Majority of undergraduates struggle to select career path
With more than 100 undergraduate degree programs at USC, choosing a major can be a fickle process. For Samruddhi Somani, a first-year economics and political science student who began the semester majoring in mechanical engineering, this seems a large responsibility for incoming college students whose minds may be subject to change at any moment.
"I was good at math and science in high school, and designing things sounded interesting," Somani said. "I switched when I realized that engineering didn't interest me as much as I thought I did, and I was happier discussing economics and political science more than I ever was thinking about engineering. I don't think [a major] should be chosen freshman year. You've already chosen the school, but I don't think a major is quite so certain."
This kind of uncertainty is common in the majority of college students. According to the ACT, 65 to 85 percent of students will change their majors at least once. Career Center counselor Alicia Bervine, who works specifically with students from the College of Arts and Sciences and the College of Nursing, said these statistics are well-represented each year, and that changing majors is no new phenomenon.
"A lot of students base their major off their interests in high school, but when they get here, they begin to ask themselves different questions: What they can do with that interest, what they ultimately want to do and what's the best route to get there," Bervine said. "Sometimes they'll find that their ultimate end goals change, but that's what college is about — exploration and finding something you're passionate about."
Each major and each student is unique, as are their reasons for choosing and switching majors, Somani said. As someone who describes herself as a "jack of all trades," Somani said that she was attracted to the freedom to explore other subject areas that her new major gave her in comparison to the structured and preprofessional engineering major.
Other students, such as third-year hospitality student Ryan Donahue, change majors after struggling with required classes they don't like. Donahue switched out of the Moore School of Business after the second semester of his sophomore year, which, according to Bervine, is the most common time students change majors because it correlates with increasingly specific and difficult upper-level classes.

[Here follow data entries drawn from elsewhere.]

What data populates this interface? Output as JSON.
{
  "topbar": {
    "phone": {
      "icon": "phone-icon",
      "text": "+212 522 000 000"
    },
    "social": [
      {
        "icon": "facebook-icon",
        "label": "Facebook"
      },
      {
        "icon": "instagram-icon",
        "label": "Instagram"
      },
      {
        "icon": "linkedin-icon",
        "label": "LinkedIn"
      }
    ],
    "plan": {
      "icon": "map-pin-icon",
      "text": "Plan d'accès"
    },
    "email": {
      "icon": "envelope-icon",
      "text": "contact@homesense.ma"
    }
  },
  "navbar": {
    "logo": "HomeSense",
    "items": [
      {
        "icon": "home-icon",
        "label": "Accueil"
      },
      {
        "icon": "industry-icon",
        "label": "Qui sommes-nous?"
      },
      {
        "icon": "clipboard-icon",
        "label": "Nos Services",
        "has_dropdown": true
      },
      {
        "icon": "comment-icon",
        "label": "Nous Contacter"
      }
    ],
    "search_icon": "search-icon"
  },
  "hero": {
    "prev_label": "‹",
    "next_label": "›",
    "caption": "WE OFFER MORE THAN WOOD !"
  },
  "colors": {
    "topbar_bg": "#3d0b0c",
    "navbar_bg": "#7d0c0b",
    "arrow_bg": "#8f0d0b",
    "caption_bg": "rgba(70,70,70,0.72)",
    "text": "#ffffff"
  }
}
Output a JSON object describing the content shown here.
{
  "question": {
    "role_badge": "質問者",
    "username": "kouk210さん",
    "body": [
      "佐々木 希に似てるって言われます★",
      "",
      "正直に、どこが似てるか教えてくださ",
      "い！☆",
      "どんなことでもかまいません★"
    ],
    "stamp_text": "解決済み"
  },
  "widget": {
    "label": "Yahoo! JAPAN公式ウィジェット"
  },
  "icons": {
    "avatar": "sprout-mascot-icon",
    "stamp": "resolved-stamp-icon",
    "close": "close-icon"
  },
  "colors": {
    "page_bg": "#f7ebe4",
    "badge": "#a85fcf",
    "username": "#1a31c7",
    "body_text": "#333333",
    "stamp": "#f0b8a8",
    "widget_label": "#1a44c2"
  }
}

"Business was a mistake," Donahue said. "But it was what my dad did, and he told me business was the way to go. Business classes in high school had been really easy for me, so I thought it was what I wanted to do until I realized that business in college is way harder."
When changing his major, Donahue sought assistance from cross-campus advisement at the Student Success Center in the Thomas Cooper Library. Students considering changing their major are encouraged to start looking for help there or at the Career Center in the Business Administration building. Donahue recommends that all students, even those who think they are set in their majors, to explore all their options early on.
"When I first came to this school, I didn't even know this school had a hospitality major or a sport and entertainment management major," Donahue said. "If I had known that, I probably would have changed before I even started coming here. I wanted to switch to sport and entertainment management, but my GPA was too low because I hated my business classes and I didn't try very hard. Do your research, and don't rule anything out or shut yourself off from anything. Try to figure out what it is you want to do and see if they have a major for it, because they probably do."
Several factors may influence how a student decides on a major, but according to Somani, the most obvious and important to consider is one's general likes and dislikes rather than the earning-potential of a career.
"I figure I'd rather spend four years doing something I love than doing something that has a guaranteed job," Somani said.